Much of our current understanding of cholesterol's role in heart
disease is based upon the collaborative work of Brown and Goldstein.
By studying patients with familial hypercholesterolemia, an inherited
condition that leads to premature heart attacks in one out of 500
people, they identified receptors that regulate the amount of cholesterol
in cells, and low-density lipoprotein (LDL) cholesterol in blood.
LDL cholesterol is referred to as the "bad cholesterol,"
because LDL particles transport cholesterol from the liver to the
walls of arteries, where they can then build-up and cause atherosclerosis,
or heart disease. Brown and Goldstein showed that patients with
familial hypercholesterolemia carry a defective copy of the LDL
cholesterol receptor and consequently possess elevated levels of
LDL cholesterol in their blood.
In addition to discovering these very important receptors, Brown
and Goldstein also revealed how cholesterol is internalized by cells,
as well as the mechanisms by which it signals intracellular events
and regulates gene expression.
For this seminal research, which not only led to new treatments
for preventing heart attacks, but also profoundly influenced the
fields of cellular and molecular biology, they have received numerous
awards, including the Albert D. Lasker Award in Basic Medical Research
(1985), the Nobel Prize for Physiology or Medicine (1985) and the
National Medal of Science (1988).
Brown is the Paul J. Thomas Professor of Molecular Genetics, and
Goldstein is the Regental Professor and chairman of the Department
of Molecular Genetics, both at the University of Texas Southwestern
Medical Center at Dallas. They first formed their long-time research
collaboration while doing their residencies in internal medicine
at the Massachusetts General Hospital in Boston from 1966 to 1968.
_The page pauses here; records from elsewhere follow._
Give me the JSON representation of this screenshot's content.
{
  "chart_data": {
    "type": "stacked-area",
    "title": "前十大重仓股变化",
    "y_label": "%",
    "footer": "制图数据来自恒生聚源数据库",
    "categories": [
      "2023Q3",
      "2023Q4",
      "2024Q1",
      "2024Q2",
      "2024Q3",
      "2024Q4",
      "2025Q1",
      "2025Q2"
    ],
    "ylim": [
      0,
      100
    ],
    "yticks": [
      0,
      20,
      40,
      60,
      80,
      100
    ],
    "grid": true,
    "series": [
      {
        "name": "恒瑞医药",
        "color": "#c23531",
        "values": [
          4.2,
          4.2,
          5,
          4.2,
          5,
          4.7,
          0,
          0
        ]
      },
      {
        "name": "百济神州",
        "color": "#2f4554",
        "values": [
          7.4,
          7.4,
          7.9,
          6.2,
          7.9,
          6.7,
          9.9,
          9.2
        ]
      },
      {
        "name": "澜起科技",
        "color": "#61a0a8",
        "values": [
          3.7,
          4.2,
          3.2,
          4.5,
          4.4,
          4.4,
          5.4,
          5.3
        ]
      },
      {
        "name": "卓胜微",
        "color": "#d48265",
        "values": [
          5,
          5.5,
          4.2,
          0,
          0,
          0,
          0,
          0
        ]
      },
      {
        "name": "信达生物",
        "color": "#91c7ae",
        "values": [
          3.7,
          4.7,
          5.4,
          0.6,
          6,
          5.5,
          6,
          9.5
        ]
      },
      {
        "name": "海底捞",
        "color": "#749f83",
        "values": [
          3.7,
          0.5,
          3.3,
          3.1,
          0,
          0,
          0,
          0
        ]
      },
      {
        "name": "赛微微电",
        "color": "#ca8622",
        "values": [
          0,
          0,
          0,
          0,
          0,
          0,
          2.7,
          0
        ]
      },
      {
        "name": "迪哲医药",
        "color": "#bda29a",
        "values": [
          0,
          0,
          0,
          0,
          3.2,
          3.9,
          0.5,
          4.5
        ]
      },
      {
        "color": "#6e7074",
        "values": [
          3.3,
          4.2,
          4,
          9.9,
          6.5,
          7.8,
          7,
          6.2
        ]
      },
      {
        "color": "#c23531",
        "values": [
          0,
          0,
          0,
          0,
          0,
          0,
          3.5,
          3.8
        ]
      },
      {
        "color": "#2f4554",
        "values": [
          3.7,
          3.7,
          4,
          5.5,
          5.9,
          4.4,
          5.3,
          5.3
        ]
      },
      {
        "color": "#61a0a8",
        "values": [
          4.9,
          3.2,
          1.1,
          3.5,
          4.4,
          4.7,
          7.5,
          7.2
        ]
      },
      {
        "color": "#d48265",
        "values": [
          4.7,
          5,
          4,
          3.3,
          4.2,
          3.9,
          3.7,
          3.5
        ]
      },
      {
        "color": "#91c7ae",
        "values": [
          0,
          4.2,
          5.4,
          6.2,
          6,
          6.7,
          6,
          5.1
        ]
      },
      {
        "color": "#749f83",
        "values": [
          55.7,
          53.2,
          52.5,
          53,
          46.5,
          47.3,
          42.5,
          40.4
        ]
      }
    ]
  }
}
Later, they joined the faculty of the Department of Medicine of
the University of Texas Southwestern Medical Center, and in 1976,
they were both promoted to professor. In addition, they have both
held the titles of Regent Professor of the University of Texas (1985)
and Distinguished Chair in Biomedical Sciences (1989).
Brown became the Director of the M.D./Ph.D. program in 1996, and
Goldstein has been Chairman of the Department of Molecular Genetics
since 1977.
Brown and Goldstein are members of the National Academy of Sciences,
the American Society of Arts and Sciences, the American Philosophical
Society, the Institute of Medicine and many other organizations.
They also serve on several editorial boards and have each received
numerous honorary degrees. Goldstein is a member of the board of
trustees of The Rockefeller University.